I know I’m really stepping out on a huge limb here, but I’d like to get this out on record before the Titanic officially plunges into the ocean:  Aaron Harang sucks.

This is what you get, Mariners!  This is what you fucking get when you dick around with Jon Garland and let him walk away.  You get to start the season with Blake fucking Beavan (who also sucks), followed by scrambling for a veteran starter (which you HAD with Jon fucking Garland), and you end up with a guy three times as fucking worse.

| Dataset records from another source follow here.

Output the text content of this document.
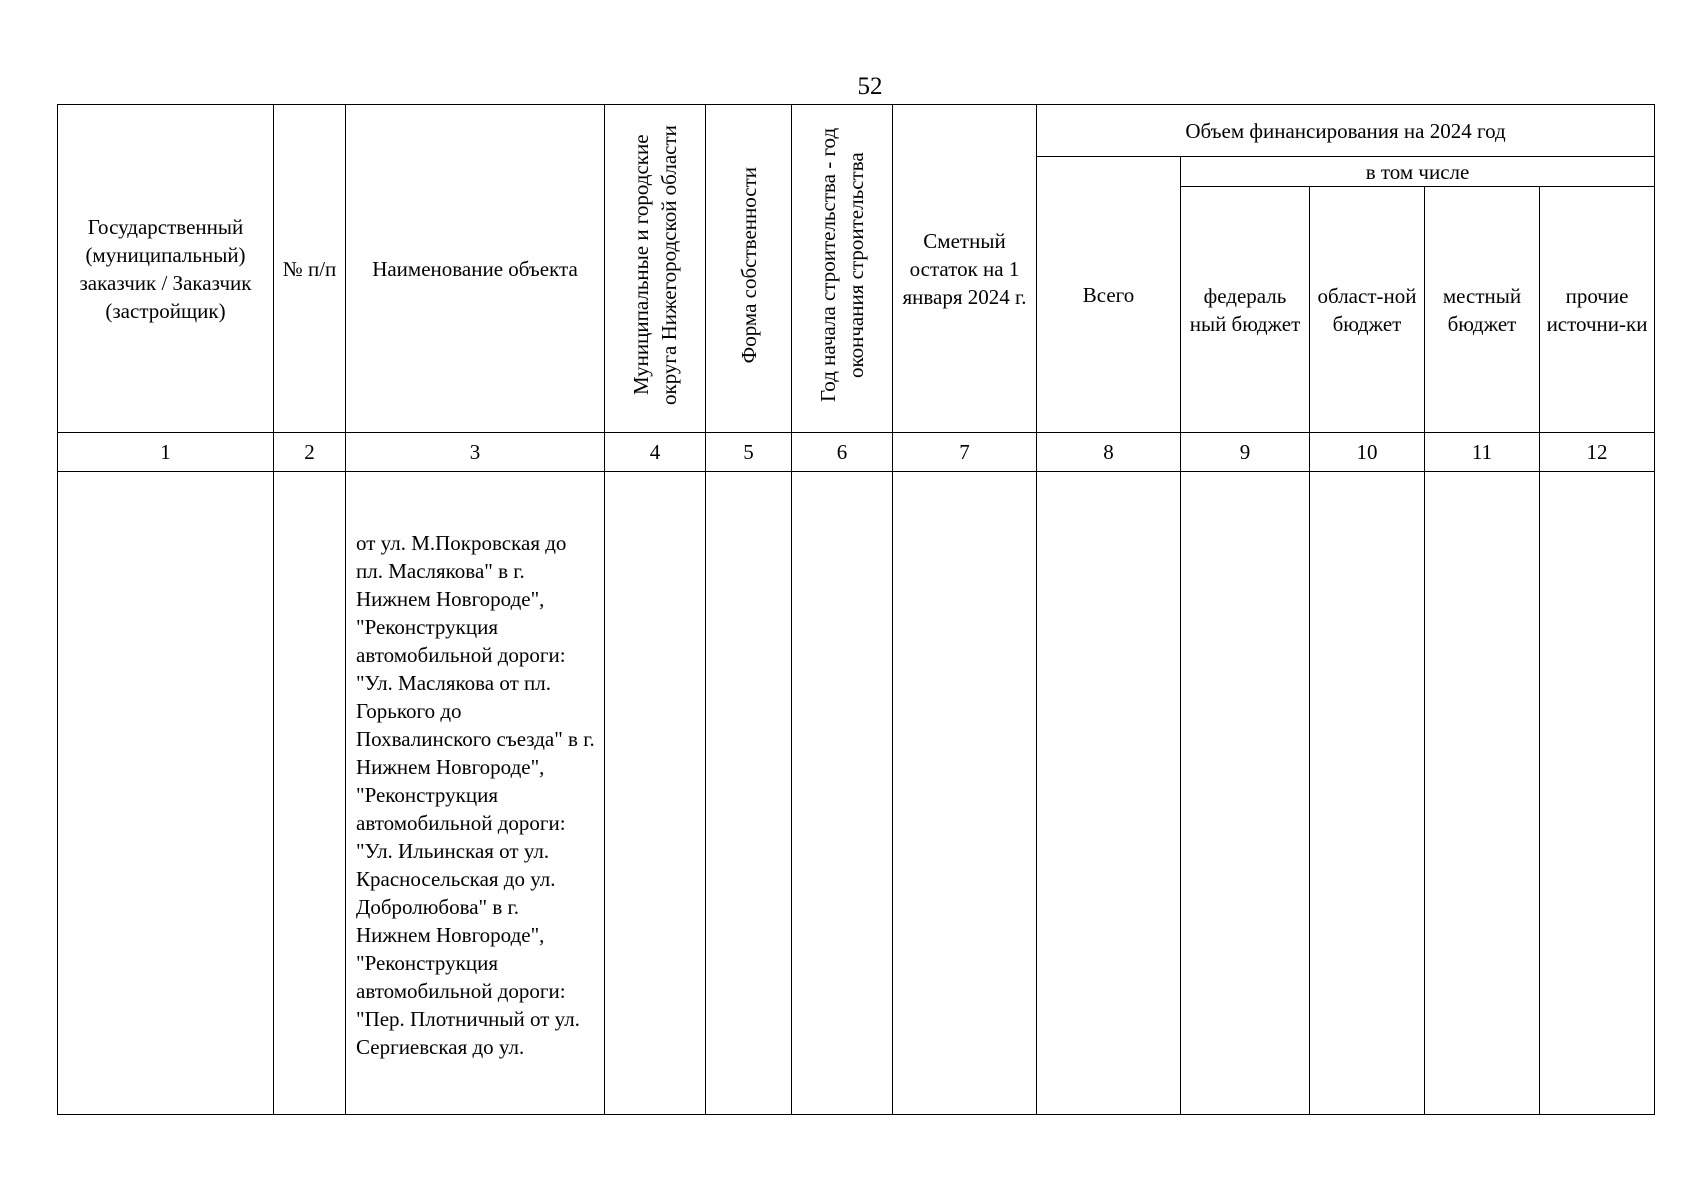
52
Государственный (муниципальный) заказчик / Заказчик (застройщик)	№ п/п	Наименование объекта	Муниципальные и городские округа Нижегородской области	Форма собственности	Год начала строительства - год окончания строительства	Сметный остаток на 1 января 2024 г.	Объем финансирования на 2024 год				

							Всего	в том числе			

								федераль ный бюджет	област-ной бюджет	местный бюджет	прочие источни-ки

1	2	3	4	5	6	7	8	9	10	11	12

		от ул. М.Покровская до пл. Маслякова" в г. Нижнем Новгороде", "Реконструкция автомобильной дороги: "Ул. Маслякова от пл. Горького до Похвалинского съезда" в г. Нижнем Новгороде", "Реконструкция автомобильной дороги: "Ул. Ильинская от ул. Красносельская до ул. Добролюбова" в г. Нижнем Новгороде", "Реконструкция автомобильной дороги: "Пер. Плотничный от ул. Сергиевская до ул.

I’m not saying Jon Garland is some Cy Young winning miracle, but look at it this way:  Aaron Harang has started six games this year.  In three of those games, he has given up more runs than innings he managed to pitch.  He has one win, two quality starts, he’s fucking 35 years old, and he has NEVER been what you would call good.  He’s sometimes been bad, and other times been what you’d call “serviceable”, and now he’s done.  I can tell that he’s done because he’s making excuses for why he’s been bad.  Because he hasn’t been able to pitch every five days.  You can’t get any better when you’re just throwing bullpens!  Sure, I’ll buy that.  But, why were you stuck throwing these most-recent bullpens?  Oh, that’s right, because your back had an ouchie and you couldn’t make your last start!

All those other bullpens, at the beginning of the year:  that was because nobody wanted you.  Not REALLY.  You were passed around like a latex fuck doll at the worst bachelor party of all time.  Again, that speaks more about YOU than it does dumb ol’ bad luck.  It should be telling you:  you’re done, Aaron Harang.  Pack it up.  Either move to Japan or call it a career.  I’m sure you’ve got enough millions to live on, so let’s nobody feel sorry for ol’ Aaron Harang.

Bring up anyone else.  Literally anyone, I don’t care.  Just don’t make us watch this guy any more.